The boy from Linz becomes an accomplished musician in Vienna before war and its aftermath intervenes. Intelligent, from a stable family, and with artistic sensibility, he is no monster. But he bows to his friend, accedes to his every wish, cowers before his every gesture or sigh. There is undoubted evil in Hitler but others, seemingly much more innocent, are complicit. The dictator’s appetite for power is insatiable but he survives because he has followers. He cannot be him without you or me.

The Tristan Chord is the memoir of Reczek as he faces “de-Nazification” in a camp after the Second World War.
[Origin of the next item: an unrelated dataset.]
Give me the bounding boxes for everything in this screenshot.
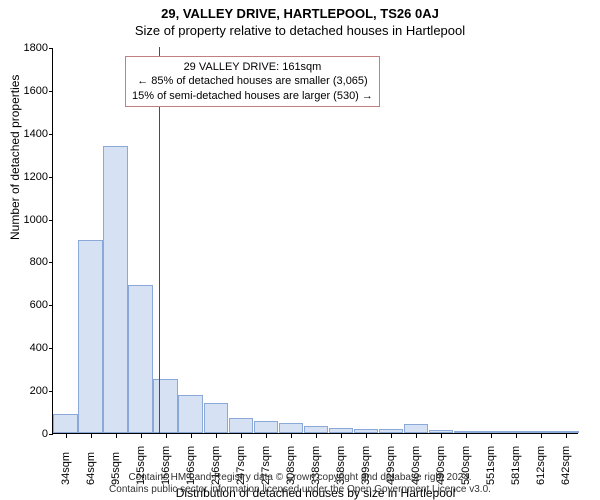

He was never a member of the party, he never fired a shot in anger, he was a friend of, indeed a lover of Jews. Yet he was part of a mass of humanity that saw his friend accede to the most awful power.

Is he an innocent observer? Or can he blamed? He holds on tenaciously to the more comforting of these categories. Yet he has the growing realisation that he has been part of something truly dreadful. Evil can and does reside in the individual. But the Tristan Chord deftly and persuasively shows this diabolical power is contagious, infecting even those who insist on innocence because their hands are not yet blood-stained.